“Thank you for seeing me,” she began.
He cut her off: “What’s this about Vince being murdered?”
Vicky said, “I saw it happen. The black Camry deliberately ran him down.”
Baider drew in a long breath that expanded the fronts of the blue shirt. “About thirty other people saw it happen, Detective Clark says, and nobody else calls it murder.” He allowed the word to settle between them, his eyes steady on hers. “It was an accident, Ms. Holden. Some drunk weaving down the street, couldn’t tell the curb from a white line. Hit-and-run, that’s what it was.”
“I was on my way to meet Mr. Lewis when he was killed,” Vicky hurried on. There was little time. She half expected the secretary to appear and announce the meeting was over.
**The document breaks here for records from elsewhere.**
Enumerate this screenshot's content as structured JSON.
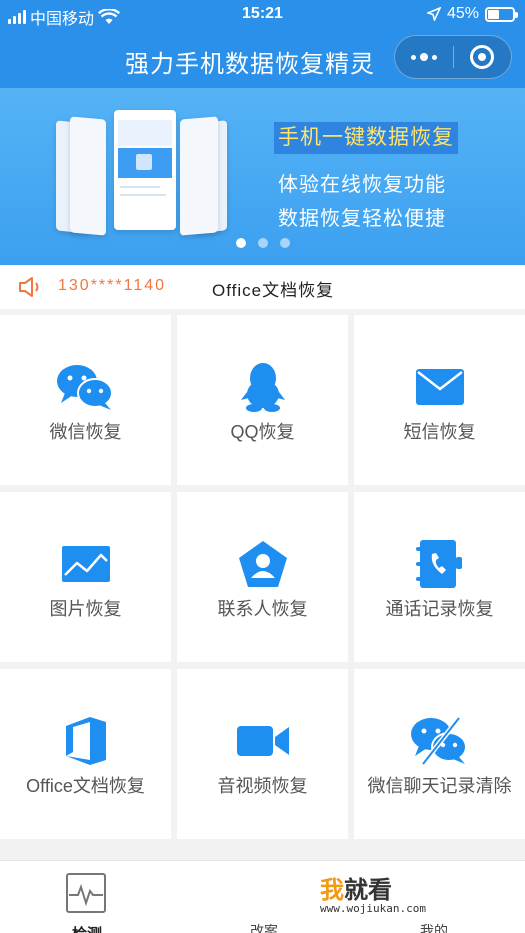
{
  "status_bar": {
    "carrier": "中国移动",
    "time": "15:21",
    "battery": "45%",
    "battery_level": 0.45
  },
  "navbar": {
    "title": "强力手机数据恢复精灵",
    "more_icon": "more-dots-icon",
    "close_icon": "close-ring-icon"
  },
  "banner": {
    "highlight": "手机一键数据恢复",
    "line2": "体验在线恢复功能",
    "line3": "数据恢复轻松便捷",
    "page_count": 3,
    "active_page": 1
  },
  "notice": {
    "phone": "130****1140",
    "text": "Office文档恢复",
    "icon": "speaker-icon"
  },
  "features": [
    {
      "label": "微信恢复",
      "icon": "wechat-icon"
    },
    {
      "label": "QQ恢复",
      "icon": "qq-penguin-icon"
    },
    {
      "label": "短信恢复",
      "icon": "envelope-icon"
    },
    {
      "label": "图片恢复",
      "icon": "picture-icon"
    },
    {
      "label": "联系人恢复",
      "icon": "contact-icon"
    },
    {
      "label": "通话记录恢复",
      "icon": "call-log-icon"
    },
    {
      "label": "Office文档恢复",
      "icon": "office-icon"
    },
    {
      "label": "音视频恢复",
      "icon": "video-camera-icon"
    },
    {
      "label": "微信聊天记录清除",
      "icon": "wechat-clear-icon"
    }
  ],
  "tabbar": {
    "tab_check": "检测",
    "tab_2": "改案",
    "tab_3": "我的"
  },
  "watermark": {
    "brand_a": "我",
    "brand_b": "就看",
    "url": "www.wojiukan.com"
  },
  "colors": {
    "primary": "#2b90ea",
    "accent": "#f07840",
    "icon_blue": "#1e8ef0",
    "highlight_text": "#ffe36a"
  }
}
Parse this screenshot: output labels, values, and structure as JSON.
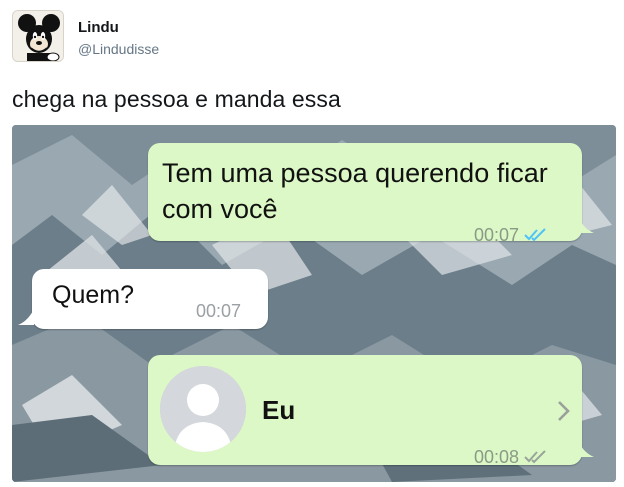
{
  "tweet": {
    "display_name": "Lindu",
    "handle": "@Lindudisse",
    "text": "chega na pessoa e manda essa"
  },
  "chat": {
    "messages": [
      {
        "text": "Tem uma pessoa querendo ficar com você",
        "time": "00:07",
        "ticks": "double-check-icon",
        "ticks_color": "#4fc3f7",
        "direction": "outgoing"
      },
      {
        "text": "Quem?",
        "time": "00:07",
        "direction": "incoming"
      },
      {
        "contact_name": "Eu",
        "time": "00:08",
        "ticks": "double-check-icon",
        "ticks_color": "#9aa59a",
        "direction": "outgoing"
      }
    ]
  },
  "colors": {
    "outgoing_bubble": "#dcf8c6",
    "incoming_bubble": "#ffffff",
    "read_ticks": "#4fc3f7",
    "handle_gray": "#657786"
  }
}
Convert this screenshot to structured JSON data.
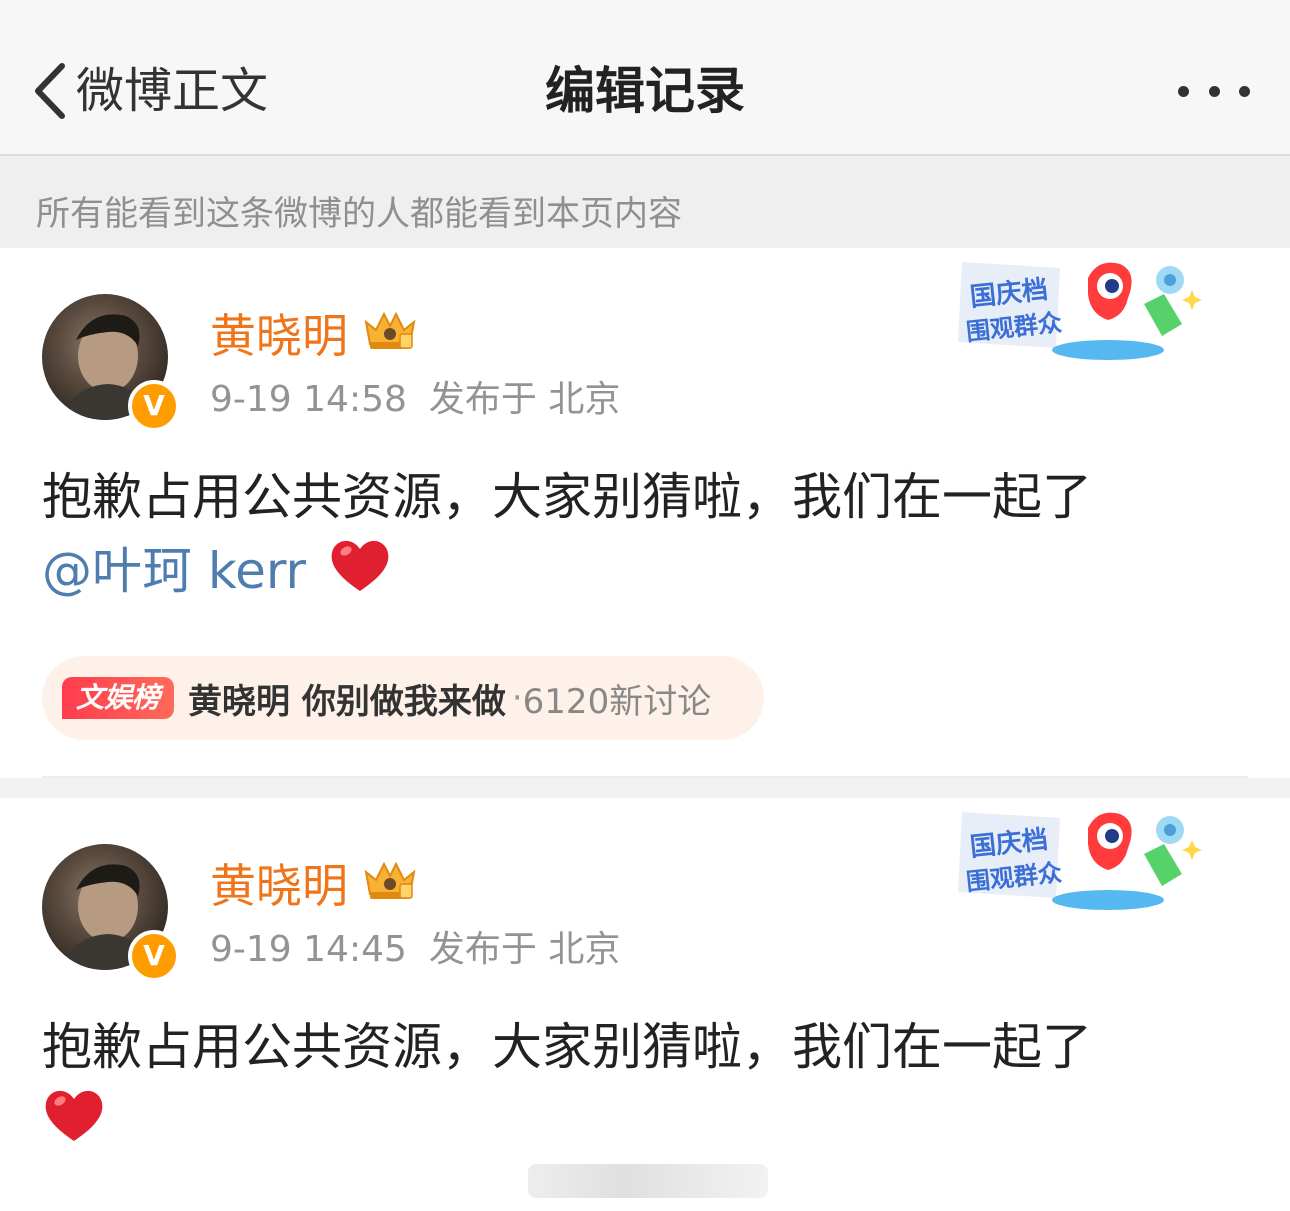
{
  "nav": {
    "back_label": "微博正文",
    "title": "编辑记录"
  },
  "notice": {
    "text": "所有能看到这条微博的人都能看到本页内容"
  },
  "posts": [
    {
      "username": "黄晓明",
      "time": "9-19 14:58",
      "location": "发布于 北京",
      "verified_badge": "V",
      "text": "抱歉占用公共资源，大家别猜啦，我们在一起了",
      "mention": "@叶珂 kerr",
      "emoji": "heart-icon",
      "topic": {
        "tag": "文娱榜",
        "name": "黄晓明 你别做我来做",
        "separator": "·",
        "count": "6120新讨论"
      }
    },
    {
      "username": "黄晓明",
      "time": "9-19 14:45",
      "location": "发布于 北京",
      "verified_badge": "V",
      "text": "抱歉占用公共资源，大家别猜啦，我们在一起了",
      "emoji": "heart-icon"
    }
  ],
  "sticker": {
    "line1": "国庆档",
    "line2": "围观群众"
  },
  "colors": {
    "username": "#f0741a",
    "mention": "#507daf",
    "verify_badge": "#ff9c00",
    "topic_pill_bg": "#fdf1e9"
  }
}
“Yes, yes.” The man waved one hand over the desk. “So you informed me after the accident. If Vince made an appointment with you, it must have been personal business.” He shrugged. “In any case, it no longer matters.”
“It was a matter of life and death,” Vicky said. “Someone killed him to keep him from talking to me.”
Baider was quiet a long moment. He seemed to be staring at some image behind his eyes. “A very large assumption. What’s your evidence, Ms. Holden?”
“Lewis’s own words.” She was thinking how she would demolish a witness on the stand for offering such evidence. How can you be certain of what Mr. Lewis meant? She hurried on: “Lewis’s job was to locate new diamond deposits, am I correct?” Slowly now, feeling her way, groping to express the idea that had been nagging at her since she’d learned that Vince Lewis was dead. “Is it possible he located a diamond deposit on the Wind River Reservation?” It sounded preposterous, even as she spoke.
Baider shook his head. “You’re correct about Lewis’s job. We’re always looking for kimberlite pipes that may be diamondiferous. Maybe you know the world market can no longer depend upon diamonds mined in Africa. Deposits in places like Angola, Congo, and Sierra Leone have been taken over by rebels. They’ve been flooding the world market with so-called conflict diamonds to finance their bloody wars. Damn conflict diamonds amounted to seven hundred million dollars a year until the industry got a certification program. Now diamonds traded on the world market gotta have certificates proving they didn’t come from rebel-held mines. Not as easy as it sounds.”
He shook his head and held up one hand, like a teacher about to make his point. “Much easier to certify diamonds mined in the United States. When we find a pipe, we file a claim. We have dozens of claims on the southern Wyoming border. The area is rich in diamond deposits. None in central Wyoming, I can assure you.”
Slowly the man levered himself out of his chair. “I’m sure Lewis’s accident was a great shock to you, Ms. Holden. I understand the urgency of your desire to find an explanation, but take some advice from a man who’s knocked around a bit. Accidents happen. Sometimes nobody’s to blame. Let it go, and put your mind to rest.”
The door swung open and the woman in the red suit leaned into the office. “Your meeting, Mr. Baider,” she said.
Vicky stood up, reached across the desk, and shook the man’s hand. “Thank you for your time,” she said. A waste of her own time, she was thinking. If what Baider said was true, there were no claims filed on the res, no records of any deposits. She was chasing phantoms. And yet, Vince Lewis had died trying to tell her something that affected her people.
She walked back through the office, the secretary’s footsteps knocking behind her, and rode the elevator down. As the bronze doors parted, she spotted a younger version of Nathan Baider crossing the lobby—same height and build, same ruddy cheeks, tousled black hair that would be gray in a few years. Roz Baider, she guessed. The man was in a deep conversation with the stocky man beside him.
Suddenly Baider turned toward her. There was a flash of recognition in the man’s eyes, and she wondered if Nathan had told him about her. For half a second she thought he might approach her. Instead, he resumed the conversation with the other man. They swung past a planter and walked hurriedly to the entrance, wing tips tapping out a staccato rhythm on the marble.
It struck her that neither Nathan Baider nor his son wanted her to know why Vince Lewis had called, but she had her own theory, and that theory was beginning to take on a strength beyond its likelihood. For a brief moment she allowed herself to wish that John O’Malley were here. They could sit down together; she could test her theory against his logic. She considered calling him, then dismissed the idea. Not talking to him had made it seem easier to be so far away.